I could go through the long list of untruths, ways in which my words were taken out of context, or the bizarre attempts to defend the officer’s rude behavior and condescending tone, but instead I will just mention a few:
- To rationalize the officer’s curt behavior, he claimed he thought I was a victim of domestic violence and “the other person left.” Such a notion is ludicrous because I told the dispatch repeatedly my dog was hit and that was the reason for my call. (And guess what? Even if I were a victim of domestic abuse, I still deserve to be treated fairly. )
- The officer claimed I never asked for a report to be filed, which is completely untrue. I explained to the officer repeatedly that the dispatch officer informed me since I had a license plate number of the offender, I could file a report, which is why an officer was dispatched to my home in the first place.
- The report claimed I lacked credibility. The reason for such a claim is unknown to me. I’m an educated media professional often called upon to make speeches and participate in forums in the course of my duties at the Indianapolis Recorder Newspaper. In addition, my friend who was present during the incident is highly esteemed in the education arena and holds a PhD.
- The report alleged that my complaint against the driver who hit my dog was inconsistent because I respectfully referred to the reckless driver as “a gentleman” when speaking with the sergeant. I suppose the officer would have preferred I call him a thug or some profane expletive.
As I listened to the report the sergeant provided, I was appalled mostly because I could not believe such an effort was made to protect an officer who was simply rude, which is a relatively minor offense. It made me think what lengths would be taken to protect someone who committed a more severe offense. That realization terrified me, and sadly substantiates some of the claims people make about cover-ups in police departments.
I didn’t want the officer who behaved so inappropriately to be terminated or even harshly disciplined. I simply wanted the officer and others in the department to participate in various trainings that teach them how to treat the public. I believe when most of us know better, we do better. To further ensure such a notion, we must also be held accountable and regularly reviewed and screened by our superiors. And our superiors must also be reviewed and screened to ensure they are doing their jobs correctly and effectively.

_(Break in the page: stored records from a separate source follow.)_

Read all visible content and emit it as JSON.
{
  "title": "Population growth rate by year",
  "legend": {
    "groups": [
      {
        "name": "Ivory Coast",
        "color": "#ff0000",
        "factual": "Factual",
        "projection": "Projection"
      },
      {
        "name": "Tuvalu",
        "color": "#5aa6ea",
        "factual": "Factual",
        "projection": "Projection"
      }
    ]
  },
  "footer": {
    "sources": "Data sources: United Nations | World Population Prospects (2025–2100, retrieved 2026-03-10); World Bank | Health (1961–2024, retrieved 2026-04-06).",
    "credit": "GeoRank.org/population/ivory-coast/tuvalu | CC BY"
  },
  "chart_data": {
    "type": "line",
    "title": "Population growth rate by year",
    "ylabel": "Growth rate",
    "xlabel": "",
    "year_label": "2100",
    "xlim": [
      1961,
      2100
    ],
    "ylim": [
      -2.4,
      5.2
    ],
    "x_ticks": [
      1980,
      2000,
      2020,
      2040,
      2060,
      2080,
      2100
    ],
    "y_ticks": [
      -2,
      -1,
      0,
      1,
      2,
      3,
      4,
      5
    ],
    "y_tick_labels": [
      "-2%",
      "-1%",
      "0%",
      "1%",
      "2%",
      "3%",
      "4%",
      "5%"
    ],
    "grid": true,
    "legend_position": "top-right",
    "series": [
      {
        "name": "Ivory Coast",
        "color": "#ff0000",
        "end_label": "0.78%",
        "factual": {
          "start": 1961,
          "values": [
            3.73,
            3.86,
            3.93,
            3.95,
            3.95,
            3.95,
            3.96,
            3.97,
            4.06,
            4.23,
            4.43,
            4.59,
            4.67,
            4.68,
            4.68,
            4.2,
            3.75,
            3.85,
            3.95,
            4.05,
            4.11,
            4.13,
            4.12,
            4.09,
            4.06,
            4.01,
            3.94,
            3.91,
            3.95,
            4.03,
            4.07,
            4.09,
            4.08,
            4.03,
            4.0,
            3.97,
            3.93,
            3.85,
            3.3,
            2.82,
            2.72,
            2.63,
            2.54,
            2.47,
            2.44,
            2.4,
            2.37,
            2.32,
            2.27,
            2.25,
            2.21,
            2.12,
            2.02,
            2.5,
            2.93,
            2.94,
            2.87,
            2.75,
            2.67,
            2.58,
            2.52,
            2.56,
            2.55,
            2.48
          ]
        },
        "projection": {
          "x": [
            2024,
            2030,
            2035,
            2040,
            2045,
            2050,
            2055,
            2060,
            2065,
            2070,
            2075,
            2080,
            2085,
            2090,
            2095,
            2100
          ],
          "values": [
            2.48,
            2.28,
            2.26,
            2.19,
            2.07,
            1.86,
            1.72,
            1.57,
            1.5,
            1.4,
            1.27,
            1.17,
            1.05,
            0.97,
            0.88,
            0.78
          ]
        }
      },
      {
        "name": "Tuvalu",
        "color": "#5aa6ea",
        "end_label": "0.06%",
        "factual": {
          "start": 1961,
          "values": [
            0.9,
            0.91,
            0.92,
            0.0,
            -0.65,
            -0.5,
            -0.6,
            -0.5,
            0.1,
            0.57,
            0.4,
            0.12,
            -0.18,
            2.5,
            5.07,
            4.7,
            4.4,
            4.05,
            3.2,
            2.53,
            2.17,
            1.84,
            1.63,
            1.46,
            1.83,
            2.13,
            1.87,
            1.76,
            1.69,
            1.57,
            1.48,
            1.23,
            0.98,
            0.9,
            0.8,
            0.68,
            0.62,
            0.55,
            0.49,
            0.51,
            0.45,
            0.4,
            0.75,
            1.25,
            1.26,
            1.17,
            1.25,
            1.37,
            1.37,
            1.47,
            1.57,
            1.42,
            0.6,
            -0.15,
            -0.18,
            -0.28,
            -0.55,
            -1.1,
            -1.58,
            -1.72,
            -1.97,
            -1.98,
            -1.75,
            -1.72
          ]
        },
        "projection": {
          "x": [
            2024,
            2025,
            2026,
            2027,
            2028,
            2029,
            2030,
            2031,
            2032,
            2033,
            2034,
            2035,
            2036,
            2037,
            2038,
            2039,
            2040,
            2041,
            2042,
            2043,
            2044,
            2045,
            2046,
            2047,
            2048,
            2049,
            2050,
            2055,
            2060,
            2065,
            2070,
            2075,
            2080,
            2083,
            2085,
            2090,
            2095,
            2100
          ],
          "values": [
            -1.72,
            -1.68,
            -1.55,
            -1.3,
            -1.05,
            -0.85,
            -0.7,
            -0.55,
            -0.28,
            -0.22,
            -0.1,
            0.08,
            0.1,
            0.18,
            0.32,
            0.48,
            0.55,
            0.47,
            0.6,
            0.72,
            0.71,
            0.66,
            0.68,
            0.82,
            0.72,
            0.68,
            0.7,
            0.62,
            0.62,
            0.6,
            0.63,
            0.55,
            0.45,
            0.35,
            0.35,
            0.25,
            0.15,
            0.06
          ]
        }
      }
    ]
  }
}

I hate to admit it, but I felt defeated as I left the City County Building that evening. I thought of my job as a journalist and the countless times I’ve worked alongside the police in an effort to encourage the public to respect and value our public servants. How can I continuously tell the public to respect officers of the law when there are some “bad apples” in the barrel and some officers don’t respect the very citizens they are charged with protecting?

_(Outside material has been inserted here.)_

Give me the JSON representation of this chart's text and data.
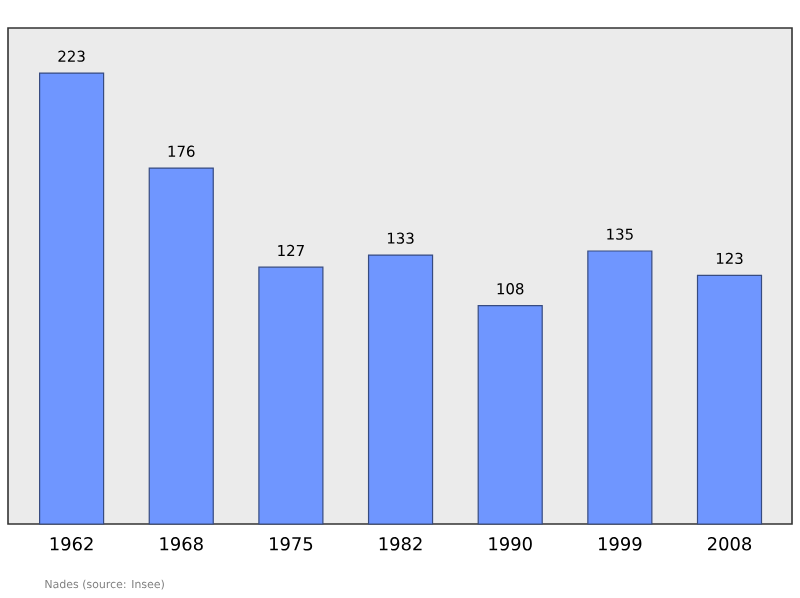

There must be mutual respect from both parties.
I have tremendous respect for Public Safety Director Troy Riggs and IMPD Chief Rick Hite, but they have to do more to combat the layers of deceit that is evident in their department. I’ve now witnessed it firsthand. If they don’t, it is only a matter of when, not if, that something more severe and detrimental occurs that will expose the ugliness of the department. I’ve reached out to both of them and shared my perspective as well as offered to help be part of the solution in whatever manner they deem appropriate.
Police are here to protect and serve, but the real questions are who are they protecting and what purpose are they really serving?
In my view, the jury is still out on those answers.